Constipation often occurs after surgery because of decreased activity levels and pain medications. Several days before surgery, we will discuss strategies for limiting this discomfort. Occasionally we will recommend a stool softener.

Some patients may experience nausea after surgery. To avoid this, try taking small sips or water or ginger ale for several hours after surgery until you are able to tolerate more. Once you feel like eating, start slow! We recommend avoiding foods high in fat, animal protein and sticking to simple carbohydrates. Taking medications with food also helps ease stomach discomfort, Frequently, patients need to take prescribed anti-nausea medications such as Gravol or Maalox until their appetite and digestion normalized. Different measures are appropriate at different points in your recovery and can be discussed with your surgical team.

Restrict Activity

Prior to surgery many patients are used to keeping themselves in shape by working out, eating well and staying active. For many of us, our daily lives are an example or constant motion and stress. After surgery, however, it is important to keep activity & stress levels to a minimum. Different surgical procedures will dictate your recovery schedule. Your nurse coordinator will discuss the limitations you can expect after surgery. In many cases, doing too much too soon can have a negative impact on your recovery.

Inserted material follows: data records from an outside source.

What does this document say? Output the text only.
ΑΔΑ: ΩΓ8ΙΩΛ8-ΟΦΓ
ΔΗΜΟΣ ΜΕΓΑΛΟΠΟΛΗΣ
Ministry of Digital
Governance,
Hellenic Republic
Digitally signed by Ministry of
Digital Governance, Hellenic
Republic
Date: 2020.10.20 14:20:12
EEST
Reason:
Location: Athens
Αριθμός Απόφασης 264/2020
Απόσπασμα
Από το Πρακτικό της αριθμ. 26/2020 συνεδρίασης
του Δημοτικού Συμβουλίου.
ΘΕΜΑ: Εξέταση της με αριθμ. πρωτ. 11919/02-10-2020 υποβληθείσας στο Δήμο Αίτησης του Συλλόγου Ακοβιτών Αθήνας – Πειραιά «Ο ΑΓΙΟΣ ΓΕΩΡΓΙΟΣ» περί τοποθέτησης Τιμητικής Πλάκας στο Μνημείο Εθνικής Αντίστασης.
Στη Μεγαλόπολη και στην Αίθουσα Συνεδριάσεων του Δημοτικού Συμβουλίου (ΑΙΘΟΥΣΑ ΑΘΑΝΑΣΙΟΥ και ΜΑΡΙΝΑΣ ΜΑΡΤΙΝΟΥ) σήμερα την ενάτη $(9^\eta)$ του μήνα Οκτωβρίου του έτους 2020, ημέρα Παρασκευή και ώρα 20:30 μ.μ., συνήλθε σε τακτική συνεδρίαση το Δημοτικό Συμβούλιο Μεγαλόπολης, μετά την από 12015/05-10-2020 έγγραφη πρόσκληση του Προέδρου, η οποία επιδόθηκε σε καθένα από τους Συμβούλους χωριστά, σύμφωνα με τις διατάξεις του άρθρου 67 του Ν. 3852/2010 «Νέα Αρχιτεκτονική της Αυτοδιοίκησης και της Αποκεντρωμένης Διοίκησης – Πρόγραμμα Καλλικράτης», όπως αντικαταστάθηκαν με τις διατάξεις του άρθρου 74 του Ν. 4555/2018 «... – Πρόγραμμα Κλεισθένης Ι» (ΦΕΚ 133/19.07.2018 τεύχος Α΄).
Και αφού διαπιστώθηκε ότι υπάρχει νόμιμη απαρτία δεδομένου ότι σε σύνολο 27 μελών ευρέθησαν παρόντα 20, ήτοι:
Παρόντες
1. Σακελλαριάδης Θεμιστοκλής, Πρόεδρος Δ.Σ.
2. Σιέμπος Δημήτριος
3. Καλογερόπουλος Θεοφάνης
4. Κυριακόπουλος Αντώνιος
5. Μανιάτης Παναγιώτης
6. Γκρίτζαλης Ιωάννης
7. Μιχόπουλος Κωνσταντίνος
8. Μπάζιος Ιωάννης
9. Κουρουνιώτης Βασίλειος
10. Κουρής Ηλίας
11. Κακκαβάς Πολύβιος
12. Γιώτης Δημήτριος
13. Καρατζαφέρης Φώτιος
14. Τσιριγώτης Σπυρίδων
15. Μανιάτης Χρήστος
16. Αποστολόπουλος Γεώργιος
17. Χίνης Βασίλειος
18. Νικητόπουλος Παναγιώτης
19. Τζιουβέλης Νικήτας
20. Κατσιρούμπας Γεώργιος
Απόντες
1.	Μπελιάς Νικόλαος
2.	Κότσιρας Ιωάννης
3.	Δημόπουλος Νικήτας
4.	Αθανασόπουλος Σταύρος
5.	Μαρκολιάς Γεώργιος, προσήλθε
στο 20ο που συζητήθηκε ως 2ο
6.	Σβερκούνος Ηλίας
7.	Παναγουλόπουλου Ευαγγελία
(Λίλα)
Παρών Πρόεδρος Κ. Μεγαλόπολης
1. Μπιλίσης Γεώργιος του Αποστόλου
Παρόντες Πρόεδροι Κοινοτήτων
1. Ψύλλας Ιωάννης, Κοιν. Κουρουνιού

We recognize the fact that everyone would like to get back to normal sooner rather than later. Some early guided activity is essential immediately after your surgery – to diminish the risk of blood clots and improve function of your lungs and digestion. Your nurse will recommend the best activity for you, however, slow walks around the house is a good place to start. If you push yourself too hard too soon, you can create more problems, so always take it slow. Your surgeon will let you know when it is safe to go back to work/exercising at your post operative appointments.

Attending Follow-Up Appointments

During your post-operative appointments, your surgeon will assess your progress and give you further information on what to expect. This is when your recovery rate and activity levels are discussed and tailored to meet your needs. Make sure you’ve organized these appointments beforehand with either your caregiver or someone else who can drive you (to your early appointments).

Post-Operative Garments

With some surgeries, such as breast augmentation, tummy tucks and liposuction, you will need to wear a post-operative garment. These garments generally help reduce discomfort, swelling and bruising. It is important to continue to wear your garment until your surgical care team indicates that it is okay to stop.

Taking Care of Yourself Emotionally

It is natural after surgery to feel emotionally fragile. During the first days after surgery, your emotions can range from euphoria to depression. You may initially be thrilled that the surgery is over and you may feel better than expected. You might also feel down due to physical discomfort or because of natural swelling and bruising that occurs with surgery. This rollercoaster of emotions is common following surgery and should not worry you. Planning for this time period is essential. Surround yourself with understanding and caring people to make this transition period easier. Having sufficient support around you will eliminate the tendency to get back to your normal routine too quickly.

Both your body and your mind need time to recover. Your surgical team at Y.E.S. will stay in touch with you often during the first few weeks after surgery to help support you. The desired results from surgery are not immediate and you won’t wake up the next day looking perfect. But if you prepare and plan, the results you want are only a short recovery away.